- Born: Mona Fleur Winberg 27 January 1932 Toronto, Ontario, Canada
- Died: 19 January 2009 (aged 76) Toronto, Ontario, Canada
- Occupations: journalist, disability rights activist
- Years active: 1954–2009

= Mona Winberg =

Canadian journalist and disability rights activist

Mona Winberg, CM (27 January 1932 – 19 January 2009) was a Canadian journalist and disability rights activist. Concerned over policies that discuss disabilities or promote accessibility and independence, Winberg began writing for the Ontario Federation for Cerebral Palsy and eventually became the first disabled person to serve as president of the organization. In the 1980s, she approached the Toronto Sun about the lack of media coverage on disability issues and they hired her to write a weekly column. She was honored with the King Clancy Award and was inducted into the Terry Fox Hall of Fame by the Canadian Foundation for Physically Disabled Persons and a recipient of the Order of Canada.

==Early life==
Mona Fleur Winberg was born on 27 January 1932 in Toronto, Ontario, Canada to Sarah (née Sadie Keller) and Max Winberg. She was the fourth and final child in the family. Her father, a farmer, was born in Poland and her mother, a telephone operator, was born in Hungary. Both were Jewish. Soon after birth, Winberg was diagnosed with athetoid cerebral palsy and her parents were encouraged to place her in an institution. Her mother refused and raised her at home and though Winberg had mobility problems and limited speech and hearing, she attended Wellesley Orthopaedic School. Her father died in 1944, requiring her mother to take a job in the office of the Young Men's Hebrew Association. Her widowed maternal grandmother, Fannie (née Weis) Keller, moved in with the family to help raise the children. After completing eighth grade, Winberg was refused entry to high school, until Central Commerce High School agreed to allow her to audit classes part-time, as long as she did not appear on the official school roster. Completing her high school studies in 1952, she enrolled in journalism courses through the extension program of the University of Toronto, which she completed in 1954.

==Career==
That same year, Winberg began her career working as a payroll clerk for Corbrook Sheltered Workshop, a recreational center and supervised work center for adults with cerebral palsy. She remained there for fourteen years. At the beginning of the 1960s, Winberg began contributing articles to the Ontario Federation for Cerebral Palsy's newsletter. In 1972, she became the first disabled person to serve as president of the organization. In the mid-1970s, she worked as the editor of Contact Magazine and became known for her advocacy of self-reliant living for disabled people through her many speaking engagements throughout the country. By the 1980s, she was advocating before the Canadian Parliament for equal rights for the disabled community and pressing for improved accessibility to public facilities.
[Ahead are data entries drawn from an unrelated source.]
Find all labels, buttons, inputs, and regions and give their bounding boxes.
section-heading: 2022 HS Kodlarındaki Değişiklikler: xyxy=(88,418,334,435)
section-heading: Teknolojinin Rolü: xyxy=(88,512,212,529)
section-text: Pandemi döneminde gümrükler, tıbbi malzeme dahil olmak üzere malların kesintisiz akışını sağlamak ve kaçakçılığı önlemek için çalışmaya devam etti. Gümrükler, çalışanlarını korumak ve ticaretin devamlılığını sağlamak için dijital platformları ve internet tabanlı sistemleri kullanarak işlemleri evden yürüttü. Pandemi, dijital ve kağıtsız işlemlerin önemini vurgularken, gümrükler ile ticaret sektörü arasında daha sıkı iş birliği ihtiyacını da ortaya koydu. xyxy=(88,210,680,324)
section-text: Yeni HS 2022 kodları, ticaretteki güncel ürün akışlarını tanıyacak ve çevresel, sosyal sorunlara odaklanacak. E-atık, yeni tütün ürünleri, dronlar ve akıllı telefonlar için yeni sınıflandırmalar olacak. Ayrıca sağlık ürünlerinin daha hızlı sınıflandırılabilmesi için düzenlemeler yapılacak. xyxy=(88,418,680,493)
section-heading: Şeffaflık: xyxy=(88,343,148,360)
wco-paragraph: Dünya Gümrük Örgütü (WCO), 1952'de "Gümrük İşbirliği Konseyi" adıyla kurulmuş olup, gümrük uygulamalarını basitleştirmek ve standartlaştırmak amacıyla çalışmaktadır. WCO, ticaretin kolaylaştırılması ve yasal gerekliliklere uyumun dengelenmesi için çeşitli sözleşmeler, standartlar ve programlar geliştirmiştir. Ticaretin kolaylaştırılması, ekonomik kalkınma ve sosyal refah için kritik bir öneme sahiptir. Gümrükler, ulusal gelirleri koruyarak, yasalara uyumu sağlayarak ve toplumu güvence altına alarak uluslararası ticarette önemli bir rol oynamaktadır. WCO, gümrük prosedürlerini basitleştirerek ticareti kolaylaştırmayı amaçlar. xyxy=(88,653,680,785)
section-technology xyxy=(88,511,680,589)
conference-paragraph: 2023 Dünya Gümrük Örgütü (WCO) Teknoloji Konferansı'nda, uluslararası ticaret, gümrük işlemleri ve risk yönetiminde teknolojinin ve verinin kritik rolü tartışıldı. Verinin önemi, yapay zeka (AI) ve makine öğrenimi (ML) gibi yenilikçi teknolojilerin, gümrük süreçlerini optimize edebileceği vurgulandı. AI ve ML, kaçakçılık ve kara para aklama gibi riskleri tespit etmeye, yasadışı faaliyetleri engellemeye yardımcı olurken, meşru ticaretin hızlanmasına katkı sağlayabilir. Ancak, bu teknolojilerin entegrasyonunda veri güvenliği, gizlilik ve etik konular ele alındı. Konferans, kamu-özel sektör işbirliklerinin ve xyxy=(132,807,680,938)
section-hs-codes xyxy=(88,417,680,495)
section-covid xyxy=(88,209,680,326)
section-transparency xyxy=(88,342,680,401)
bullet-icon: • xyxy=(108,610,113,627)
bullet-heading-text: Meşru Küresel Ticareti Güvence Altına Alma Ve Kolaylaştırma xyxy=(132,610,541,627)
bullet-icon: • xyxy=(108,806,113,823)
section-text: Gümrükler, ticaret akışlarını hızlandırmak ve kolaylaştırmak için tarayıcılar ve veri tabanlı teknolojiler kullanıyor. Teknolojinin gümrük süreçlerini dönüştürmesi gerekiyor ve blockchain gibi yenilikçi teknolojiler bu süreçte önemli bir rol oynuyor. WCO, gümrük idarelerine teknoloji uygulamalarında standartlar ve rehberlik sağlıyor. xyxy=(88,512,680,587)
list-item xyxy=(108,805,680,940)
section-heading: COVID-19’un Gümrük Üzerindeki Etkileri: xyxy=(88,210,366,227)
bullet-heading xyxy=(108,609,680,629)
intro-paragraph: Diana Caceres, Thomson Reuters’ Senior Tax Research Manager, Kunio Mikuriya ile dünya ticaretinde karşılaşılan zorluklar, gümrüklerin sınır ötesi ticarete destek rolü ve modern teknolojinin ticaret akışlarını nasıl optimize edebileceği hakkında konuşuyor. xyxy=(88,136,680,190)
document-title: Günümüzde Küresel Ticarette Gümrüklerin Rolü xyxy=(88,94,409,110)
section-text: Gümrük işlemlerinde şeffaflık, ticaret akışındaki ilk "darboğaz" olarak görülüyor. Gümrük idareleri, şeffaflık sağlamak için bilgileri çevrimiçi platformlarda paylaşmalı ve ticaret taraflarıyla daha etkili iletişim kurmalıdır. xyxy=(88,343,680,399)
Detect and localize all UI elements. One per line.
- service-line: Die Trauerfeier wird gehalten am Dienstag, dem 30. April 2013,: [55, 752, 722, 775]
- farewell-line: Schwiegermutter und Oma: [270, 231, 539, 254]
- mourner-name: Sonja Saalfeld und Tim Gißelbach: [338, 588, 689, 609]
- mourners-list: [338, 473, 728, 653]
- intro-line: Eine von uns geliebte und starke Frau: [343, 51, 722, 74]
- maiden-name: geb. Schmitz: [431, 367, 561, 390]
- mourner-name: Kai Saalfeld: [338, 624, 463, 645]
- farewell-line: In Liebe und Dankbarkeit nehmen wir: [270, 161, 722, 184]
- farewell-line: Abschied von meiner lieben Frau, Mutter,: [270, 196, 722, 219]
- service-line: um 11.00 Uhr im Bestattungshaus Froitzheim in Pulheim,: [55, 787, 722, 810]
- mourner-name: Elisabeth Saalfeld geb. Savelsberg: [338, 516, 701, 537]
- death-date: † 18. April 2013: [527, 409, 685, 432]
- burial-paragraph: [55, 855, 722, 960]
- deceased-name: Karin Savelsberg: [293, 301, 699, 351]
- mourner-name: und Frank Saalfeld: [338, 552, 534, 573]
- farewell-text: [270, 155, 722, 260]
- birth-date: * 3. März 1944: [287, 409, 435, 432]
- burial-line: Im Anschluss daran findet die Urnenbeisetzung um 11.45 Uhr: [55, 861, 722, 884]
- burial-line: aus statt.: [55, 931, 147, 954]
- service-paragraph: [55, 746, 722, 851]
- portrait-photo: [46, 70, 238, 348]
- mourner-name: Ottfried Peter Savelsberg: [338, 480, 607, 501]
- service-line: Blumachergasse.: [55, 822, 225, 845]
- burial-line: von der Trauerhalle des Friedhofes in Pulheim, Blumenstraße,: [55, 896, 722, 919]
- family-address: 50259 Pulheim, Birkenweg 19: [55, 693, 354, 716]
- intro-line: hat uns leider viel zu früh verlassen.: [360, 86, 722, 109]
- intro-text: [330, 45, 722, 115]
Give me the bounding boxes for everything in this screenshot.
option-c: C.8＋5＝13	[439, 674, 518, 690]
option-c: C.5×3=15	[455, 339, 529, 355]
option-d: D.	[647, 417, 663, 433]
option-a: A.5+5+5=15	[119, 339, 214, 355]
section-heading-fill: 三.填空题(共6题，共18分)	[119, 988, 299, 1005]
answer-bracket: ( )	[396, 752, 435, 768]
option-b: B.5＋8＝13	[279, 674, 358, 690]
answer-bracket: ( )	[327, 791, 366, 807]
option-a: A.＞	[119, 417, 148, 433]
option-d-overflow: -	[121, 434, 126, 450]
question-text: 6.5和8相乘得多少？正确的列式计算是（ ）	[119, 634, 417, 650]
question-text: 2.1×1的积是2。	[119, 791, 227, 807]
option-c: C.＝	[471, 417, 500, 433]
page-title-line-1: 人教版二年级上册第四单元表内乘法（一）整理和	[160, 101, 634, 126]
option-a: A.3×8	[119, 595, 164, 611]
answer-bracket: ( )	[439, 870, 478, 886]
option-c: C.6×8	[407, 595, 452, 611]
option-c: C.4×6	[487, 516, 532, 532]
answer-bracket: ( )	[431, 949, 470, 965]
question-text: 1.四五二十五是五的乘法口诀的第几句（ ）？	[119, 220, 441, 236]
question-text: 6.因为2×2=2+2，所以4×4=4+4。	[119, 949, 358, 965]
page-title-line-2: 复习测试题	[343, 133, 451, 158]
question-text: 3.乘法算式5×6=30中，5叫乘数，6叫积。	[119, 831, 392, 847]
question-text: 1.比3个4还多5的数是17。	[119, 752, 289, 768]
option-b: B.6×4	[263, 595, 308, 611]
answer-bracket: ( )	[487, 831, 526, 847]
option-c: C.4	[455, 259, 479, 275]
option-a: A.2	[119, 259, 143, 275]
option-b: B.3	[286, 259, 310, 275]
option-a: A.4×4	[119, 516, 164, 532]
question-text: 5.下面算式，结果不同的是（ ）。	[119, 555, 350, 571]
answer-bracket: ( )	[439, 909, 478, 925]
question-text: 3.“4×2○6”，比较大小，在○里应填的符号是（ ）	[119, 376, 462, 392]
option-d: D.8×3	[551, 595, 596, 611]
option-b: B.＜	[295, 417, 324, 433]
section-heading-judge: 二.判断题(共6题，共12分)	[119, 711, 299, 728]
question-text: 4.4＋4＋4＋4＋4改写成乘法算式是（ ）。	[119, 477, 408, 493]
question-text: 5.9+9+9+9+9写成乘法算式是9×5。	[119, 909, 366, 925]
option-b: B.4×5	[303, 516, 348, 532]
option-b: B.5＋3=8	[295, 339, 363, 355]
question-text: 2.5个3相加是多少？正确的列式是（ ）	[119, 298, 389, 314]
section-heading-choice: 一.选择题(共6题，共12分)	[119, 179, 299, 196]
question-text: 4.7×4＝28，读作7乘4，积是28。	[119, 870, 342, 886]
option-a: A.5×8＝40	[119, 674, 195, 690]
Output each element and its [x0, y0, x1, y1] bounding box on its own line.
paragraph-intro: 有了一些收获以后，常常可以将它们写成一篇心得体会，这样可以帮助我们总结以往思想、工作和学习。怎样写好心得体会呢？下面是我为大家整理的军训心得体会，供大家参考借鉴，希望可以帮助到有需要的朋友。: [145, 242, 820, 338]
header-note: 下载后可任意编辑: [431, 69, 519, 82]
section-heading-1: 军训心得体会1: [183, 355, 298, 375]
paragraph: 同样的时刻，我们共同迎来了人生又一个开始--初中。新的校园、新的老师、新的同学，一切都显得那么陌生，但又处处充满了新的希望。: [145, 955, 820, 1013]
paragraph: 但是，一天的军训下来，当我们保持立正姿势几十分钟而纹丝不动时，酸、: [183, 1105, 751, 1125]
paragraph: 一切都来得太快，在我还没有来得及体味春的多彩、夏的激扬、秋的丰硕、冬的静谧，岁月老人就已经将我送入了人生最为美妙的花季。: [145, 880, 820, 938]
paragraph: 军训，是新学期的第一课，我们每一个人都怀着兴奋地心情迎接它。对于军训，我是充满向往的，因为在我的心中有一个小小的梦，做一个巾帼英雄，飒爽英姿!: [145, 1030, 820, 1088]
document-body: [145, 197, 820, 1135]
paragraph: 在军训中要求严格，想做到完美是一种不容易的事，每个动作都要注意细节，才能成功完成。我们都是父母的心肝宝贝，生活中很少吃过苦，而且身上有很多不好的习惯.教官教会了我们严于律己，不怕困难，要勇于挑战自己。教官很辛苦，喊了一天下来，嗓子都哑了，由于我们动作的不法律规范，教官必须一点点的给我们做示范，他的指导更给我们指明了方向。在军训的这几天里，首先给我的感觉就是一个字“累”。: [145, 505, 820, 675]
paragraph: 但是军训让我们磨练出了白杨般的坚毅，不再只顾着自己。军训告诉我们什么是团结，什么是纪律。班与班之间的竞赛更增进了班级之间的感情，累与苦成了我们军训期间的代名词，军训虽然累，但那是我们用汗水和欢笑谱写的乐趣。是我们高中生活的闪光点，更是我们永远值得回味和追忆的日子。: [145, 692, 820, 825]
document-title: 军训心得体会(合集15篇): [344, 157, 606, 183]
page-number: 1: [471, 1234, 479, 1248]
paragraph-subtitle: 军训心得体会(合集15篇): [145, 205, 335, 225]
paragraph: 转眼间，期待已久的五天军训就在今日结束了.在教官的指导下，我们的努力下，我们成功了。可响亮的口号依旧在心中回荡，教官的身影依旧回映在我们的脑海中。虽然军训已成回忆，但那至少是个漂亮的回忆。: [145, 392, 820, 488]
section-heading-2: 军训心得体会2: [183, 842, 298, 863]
Because little mainstream media coverage was devoted to disability issues, Winberg contacted the Toronto Sun in 1986 and proposed writing a weekly column. The newspaper accepted her proposal and her column Disabled Today appeared in the Sunday edition of the paper for the next decade. In 1988, she was honored for her column when the Canadian Foundation for Physically Disabled Persons bestowed the King Clancy Award upon her. In 1995, she was inducted into the Canadian Disability Hall of Fame. Her last Disabled Today column was written in 1999, and in 2002, she was awarded the Order of Canada by Governor General Adrienne Clarkson. She spent the next several years working on a compilation that would bring together the articles she had published in Disabled Today and her life story.

==Death and legacy==
Winberg died on 19 January 2009 from complications with pneumonia. Posthumously, her book Solitary Courage: Mona Winberg and the Triumph over Disability was published by Blue Butterfly Books.